Insufficient amount of iron present in the body leads to reduction in serum transferrin (Serum betaglobulin, which binds and transports iron) saturation. This results in decreased production of hemoglobin. As the haemoglobin production lessens, new red cells that are formed become smaller (Microcytic) less well filled with hemoglobin and pale (Hypochromic). Iron deficiency results in reduced haemoglobin levels, diminished red cell formation and reduced oxygen carrying capacity of the blood, resulting in anaemia.
Your responsibility as a nurse is to identify, the symptoms like irritability, loss of appetite mainly for solid foods, pica, pallor, lethargy, listlessness and constipation. The child may appear normal but his potential for growth and development and intellectual performance is effected.

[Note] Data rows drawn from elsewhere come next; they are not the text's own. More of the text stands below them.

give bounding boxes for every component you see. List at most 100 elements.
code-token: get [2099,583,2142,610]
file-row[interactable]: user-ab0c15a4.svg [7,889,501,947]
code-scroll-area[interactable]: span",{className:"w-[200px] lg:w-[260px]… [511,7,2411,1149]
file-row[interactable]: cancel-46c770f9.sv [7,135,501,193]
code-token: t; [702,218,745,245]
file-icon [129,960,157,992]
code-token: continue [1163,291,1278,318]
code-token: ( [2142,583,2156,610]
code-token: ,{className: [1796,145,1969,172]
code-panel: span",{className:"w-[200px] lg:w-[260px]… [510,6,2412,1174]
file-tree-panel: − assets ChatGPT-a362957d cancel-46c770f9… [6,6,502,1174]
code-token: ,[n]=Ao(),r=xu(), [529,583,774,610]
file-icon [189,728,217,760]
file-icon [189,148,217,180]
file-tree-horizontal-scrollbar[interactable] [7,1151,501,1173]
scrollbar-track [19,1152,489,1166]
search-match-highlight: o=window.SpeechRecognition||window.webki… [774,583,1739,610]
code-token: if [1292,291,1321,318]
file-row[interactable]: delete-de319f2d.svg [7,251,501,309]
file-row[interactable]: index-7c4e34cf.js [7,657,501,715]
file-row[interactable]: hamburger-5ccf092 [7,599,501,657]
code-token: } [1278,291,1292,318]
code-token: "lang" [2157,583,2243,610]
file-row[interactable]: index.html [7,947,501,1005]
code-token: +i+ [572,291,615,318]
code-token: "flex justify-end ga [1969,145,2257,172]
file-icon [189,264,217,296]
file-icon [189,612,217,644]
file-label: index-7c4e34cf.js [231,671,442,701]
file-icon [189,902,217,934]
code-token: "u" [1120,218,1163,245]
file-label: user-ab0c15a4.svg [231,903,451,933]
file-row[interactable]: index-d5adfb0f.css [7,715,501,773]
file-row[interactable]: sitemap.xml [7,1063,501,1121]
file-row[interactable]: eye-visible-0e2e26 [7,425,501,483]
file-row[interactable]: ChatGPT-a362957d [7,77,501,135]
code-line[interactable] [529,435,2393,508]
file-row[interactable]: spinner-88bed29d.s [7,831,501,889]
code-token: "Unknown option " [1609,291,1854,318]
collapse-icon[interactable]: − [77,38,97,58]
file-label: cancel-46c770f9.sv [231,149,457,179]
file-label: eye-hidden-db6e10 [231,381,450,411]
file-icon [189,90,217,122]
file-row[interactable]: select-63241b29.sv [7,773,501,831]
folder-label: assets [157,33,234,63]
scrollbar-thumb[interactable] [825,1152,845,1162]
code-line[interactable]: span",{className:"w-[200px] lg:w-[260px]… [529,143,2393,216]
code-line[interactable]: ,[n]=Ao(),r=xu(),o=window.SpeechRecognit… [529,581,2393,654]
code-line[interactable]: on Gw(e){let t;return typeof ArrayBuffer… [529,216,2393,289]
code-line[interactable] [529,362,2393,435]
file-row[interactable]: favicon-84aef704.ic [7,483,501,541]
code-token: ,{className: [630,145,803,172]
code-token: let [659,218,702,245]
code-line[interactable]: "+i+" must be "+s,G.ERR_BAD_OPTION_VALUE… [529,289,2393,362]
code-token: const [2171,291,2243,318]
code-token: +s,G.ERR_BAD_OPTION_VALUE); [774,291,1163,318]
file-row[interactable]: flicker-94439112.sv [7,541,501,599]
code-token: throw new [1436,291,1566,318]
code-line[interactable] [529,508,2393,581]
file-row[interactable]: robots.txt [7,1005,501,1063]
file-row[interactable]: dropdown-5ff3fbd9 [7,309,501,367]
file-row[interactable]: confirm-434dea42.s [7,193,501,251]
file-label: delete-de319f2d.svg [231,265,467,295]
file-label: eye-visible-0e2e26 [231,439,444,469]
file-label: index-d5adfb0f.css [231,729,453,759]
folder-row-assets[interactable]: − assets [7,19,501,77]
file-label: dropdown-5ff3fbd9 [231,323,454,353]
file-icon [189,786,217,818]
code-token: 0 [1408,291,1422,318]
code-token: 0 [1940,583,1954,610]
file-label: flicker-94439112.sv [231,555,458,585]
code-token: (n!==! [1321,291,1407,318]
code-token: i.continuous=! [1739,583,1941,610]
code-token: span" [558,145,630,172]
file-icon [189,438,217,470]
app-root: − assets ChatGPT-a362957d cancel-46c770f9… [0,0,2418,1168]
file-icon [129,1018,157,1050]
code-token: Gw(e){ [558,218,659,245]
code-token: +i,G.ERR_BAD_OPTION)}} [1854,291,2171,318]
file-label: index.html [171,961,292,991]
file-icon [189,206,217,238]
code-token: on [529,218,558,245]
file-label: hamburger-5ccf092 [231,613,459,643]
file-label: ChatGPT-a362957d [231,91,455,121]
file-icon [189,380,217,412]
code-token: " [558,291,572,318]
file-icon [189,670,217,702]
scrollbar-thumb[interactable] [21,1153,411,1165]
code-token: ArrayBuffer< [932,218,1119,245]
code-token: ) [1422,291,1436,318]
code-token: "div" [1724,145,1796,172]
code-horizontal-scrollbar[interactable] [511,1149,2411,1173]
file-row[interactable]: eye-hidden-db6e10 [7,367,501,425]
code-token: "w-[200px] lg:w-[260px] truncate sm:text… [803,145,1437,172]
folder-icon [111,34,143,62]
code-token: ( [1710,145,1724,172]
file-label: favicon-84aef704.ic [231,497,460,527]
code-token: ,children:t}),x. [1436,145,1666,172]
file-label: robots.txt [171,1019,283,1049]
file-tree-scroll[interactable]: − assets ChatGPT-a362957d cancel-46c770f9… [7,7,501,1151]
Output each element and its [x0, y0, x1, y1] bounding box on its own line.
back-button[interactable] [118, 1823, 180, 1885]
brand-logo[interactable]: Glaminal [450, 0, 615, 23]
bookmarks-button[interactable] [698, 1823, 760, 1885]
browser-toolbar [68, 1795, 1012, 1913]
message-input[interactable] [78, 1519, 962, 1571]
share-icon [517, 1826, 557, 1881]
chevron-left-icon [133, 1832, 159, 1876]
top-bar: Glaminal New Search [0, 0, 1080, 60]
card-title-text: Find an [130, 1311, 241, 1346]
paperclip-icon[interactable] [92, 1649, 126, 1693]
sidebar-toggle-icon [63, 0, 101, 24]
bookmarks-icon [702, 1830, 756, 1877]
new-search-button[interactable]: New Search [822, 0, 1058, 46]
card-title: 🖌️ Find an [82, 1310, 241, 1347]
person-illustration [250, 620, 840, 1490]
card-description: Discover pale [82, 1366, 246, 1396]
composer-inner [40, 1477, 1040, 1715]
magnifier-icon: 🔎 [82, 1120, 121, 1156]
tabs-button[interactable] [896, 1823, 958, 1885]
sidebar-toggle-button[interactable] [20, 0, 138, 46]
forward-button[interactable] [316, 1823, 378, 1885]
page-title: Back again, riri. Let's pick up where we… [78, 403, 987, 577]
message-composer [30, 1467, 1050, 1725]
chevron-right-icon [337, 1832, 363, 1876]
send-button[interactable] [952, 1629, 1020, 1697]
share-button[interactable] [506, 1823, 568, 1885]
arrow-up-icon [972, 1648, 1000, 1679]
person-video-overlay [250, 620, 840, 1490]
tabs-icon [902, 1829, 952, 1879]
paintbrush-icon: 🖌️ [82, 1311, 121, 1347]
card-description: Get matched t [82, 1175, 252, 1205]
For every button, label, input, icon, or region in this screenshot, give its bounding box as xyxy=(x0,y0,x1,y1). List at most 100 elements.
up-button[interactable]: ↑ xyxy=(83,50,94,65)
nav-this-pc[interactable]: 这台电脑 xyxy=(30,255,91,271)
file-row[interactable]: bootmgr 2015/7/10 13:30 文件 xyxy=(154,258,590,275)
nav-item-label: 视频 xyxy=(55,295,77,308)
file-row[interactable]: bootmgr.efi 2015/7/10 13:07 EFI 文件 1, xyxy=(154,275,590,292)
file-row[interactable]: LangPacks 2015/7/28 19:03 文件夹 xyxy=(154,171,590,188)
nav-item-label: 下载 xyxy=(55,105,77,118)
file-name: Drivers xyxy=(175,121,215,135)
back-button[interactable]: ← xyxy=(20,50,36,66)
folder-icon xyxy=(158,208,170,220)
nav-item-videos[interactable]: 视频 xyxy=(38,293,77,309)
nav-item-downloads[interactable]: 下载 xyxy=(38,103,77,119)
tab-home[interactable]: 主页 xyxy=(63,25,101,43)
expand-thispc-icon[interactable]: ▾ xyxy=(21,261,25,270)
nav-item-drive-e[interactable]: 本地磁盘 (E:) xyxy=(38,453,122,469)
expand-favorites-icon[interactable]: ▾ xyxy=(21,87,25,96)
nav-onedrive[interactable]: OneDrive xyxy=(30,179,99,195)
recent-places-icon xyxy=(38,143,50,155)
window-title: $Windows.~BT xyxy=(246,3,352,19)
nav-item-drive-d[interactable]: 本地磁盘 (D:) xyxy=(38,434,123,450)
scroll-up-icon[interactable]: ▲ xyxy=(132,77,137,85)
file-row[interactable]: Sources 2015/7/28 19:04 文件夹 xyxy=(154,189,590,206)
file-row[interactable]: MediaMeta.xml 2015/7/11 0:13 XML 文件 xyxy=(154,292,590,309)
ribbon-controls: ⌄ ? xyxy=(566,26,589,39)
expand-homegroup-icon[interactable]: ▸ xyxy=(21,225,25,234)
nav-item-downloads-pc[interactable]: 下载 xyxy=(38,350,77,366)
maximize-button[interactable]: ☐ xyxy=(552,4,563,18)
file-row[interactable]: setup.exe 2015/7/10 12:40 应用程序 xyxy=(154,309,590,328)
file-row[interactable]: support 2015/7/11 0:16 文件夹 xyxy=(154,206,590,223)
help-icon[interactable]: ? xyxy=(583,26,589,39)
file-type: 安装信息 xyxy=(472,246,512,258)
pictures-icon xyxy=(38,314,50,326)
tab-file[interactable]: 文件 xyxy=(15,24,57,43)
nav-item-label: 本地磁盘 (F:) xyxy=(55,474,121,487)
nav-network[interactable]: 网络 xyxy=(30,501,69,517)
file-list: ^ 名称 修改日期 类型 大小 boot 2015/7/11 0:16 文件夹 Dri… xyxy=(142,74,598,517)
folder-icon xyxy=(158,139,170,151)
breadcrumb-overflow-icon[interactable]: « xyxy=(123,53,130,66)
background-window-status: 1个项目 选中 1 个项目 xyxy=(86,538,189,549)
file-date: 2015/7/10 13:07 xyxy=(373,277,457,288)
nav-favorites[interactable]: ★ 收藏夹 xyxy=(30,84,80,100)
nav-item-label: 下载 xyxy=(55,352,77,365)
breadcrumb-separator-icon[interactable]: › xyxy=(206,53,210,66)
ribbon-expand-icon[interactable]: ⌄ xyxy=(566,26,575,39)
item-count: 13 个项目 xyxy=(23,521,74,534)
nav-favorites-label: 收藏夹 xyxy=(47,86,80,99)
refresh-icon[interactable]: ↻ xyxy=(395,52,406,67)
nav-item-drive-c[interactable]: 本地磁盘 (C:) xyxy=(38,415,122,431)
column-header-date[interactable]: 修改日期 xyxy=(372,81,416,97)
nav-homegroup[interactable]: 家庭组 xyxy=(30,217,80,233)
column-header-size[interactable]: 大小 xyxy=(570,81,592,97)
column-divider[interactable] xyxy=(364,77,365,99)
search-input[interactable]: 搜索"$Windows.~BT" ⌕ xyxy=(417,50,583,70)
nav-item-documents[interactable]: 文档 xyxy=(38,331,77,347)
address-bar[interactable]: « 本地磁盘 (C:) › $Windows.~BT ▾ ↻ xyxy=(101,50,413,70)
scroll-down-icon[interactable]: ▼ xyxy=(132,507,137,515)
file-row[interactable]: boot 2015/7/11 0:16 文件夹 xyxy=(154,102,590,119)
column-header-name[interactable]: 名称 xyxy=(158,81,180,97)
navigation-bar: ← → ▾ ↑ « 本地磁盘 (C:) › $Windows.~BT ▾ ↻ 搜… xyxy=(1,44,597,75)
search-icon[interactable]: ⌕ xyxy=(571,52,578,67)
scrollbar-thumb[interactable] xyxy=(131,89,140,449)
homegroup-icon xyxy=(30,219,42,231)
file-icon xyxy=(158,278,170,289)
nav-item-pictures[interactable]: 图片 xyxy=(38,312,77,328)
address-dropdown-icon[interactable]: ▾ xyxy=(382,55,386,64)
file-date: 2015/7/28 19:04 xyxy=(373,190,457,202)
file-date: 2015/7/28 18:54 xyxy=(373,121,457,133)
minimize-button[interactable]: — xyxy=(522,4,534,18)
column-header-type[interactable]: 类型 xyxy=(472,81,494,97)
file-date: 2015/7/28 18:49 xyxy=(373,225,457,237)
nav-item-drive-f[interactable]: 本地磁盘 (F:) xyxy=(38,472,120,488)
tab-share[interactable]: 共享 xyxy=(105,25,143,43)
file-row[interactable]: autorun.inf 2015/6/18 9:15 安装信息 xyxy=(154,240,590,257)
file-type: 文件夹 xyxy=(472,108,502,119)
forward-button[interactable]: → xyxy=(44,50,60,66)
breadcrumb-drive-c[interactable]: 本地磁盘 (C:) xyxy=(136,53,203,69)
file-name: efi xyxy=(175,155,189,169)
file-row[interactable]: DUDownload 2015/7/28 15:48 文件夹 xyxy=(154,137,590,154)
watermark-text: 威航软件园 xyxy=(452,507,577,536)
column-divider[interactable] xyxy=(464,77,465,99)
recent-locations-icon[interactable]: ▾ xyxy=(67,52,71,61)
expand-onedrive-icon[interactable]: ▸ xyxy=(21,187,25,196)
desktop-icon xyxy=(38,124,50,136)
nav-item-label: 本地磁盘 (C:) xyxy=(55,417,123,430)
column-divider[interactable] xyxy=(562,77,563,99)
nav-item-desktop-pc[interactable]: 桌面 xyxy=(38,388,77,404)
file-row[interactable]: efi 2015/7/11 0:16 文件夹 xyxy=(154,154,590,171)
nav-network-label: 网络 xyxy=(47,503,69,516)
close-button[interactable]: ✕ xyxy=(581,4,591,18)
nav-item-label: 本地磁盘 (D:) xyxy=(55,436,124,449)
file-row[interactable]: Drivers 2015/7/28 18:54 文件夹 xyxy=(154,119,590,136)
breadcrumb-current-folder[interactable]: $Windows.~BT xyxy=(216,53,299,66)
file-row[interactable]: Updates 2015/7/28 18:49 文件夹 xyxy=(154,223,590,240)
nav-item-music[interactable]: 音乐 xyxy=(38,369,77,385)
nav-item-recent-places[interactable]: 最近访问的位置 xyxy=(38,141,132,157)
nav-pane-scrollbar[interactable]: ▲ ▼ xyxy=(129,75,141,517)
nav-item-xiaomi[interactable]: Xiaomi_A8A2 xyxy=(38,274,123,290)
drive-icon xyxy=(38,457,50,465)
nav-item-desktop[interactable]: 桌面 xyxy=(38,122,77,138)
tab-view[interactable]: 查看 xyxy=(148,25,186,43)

The infant with iron deficiency anaemia is many a times over weight because of excessive intake of milk and is called milk baby. Some children may be underweight because of anorexia.
Diagnostic evaluation includes, thorough dietary history, blood examination which shows fall in RBC count, haemoglobin level (below 11 gm/dl), a lowered packed cell volume (PCV) mean corpuscular volume (MCV) mean cotpusular haemoglobin concentration (MCHC). Peripheral blood smear shows hypochromic, microcytic cells, serum ferritin concentration values below 10 mg/dl and serum iron levels are below 30 mg/dl and total iron binding capacity is elevated to 350 mg/dl. Stool is examined for ova, cysts and occult blood.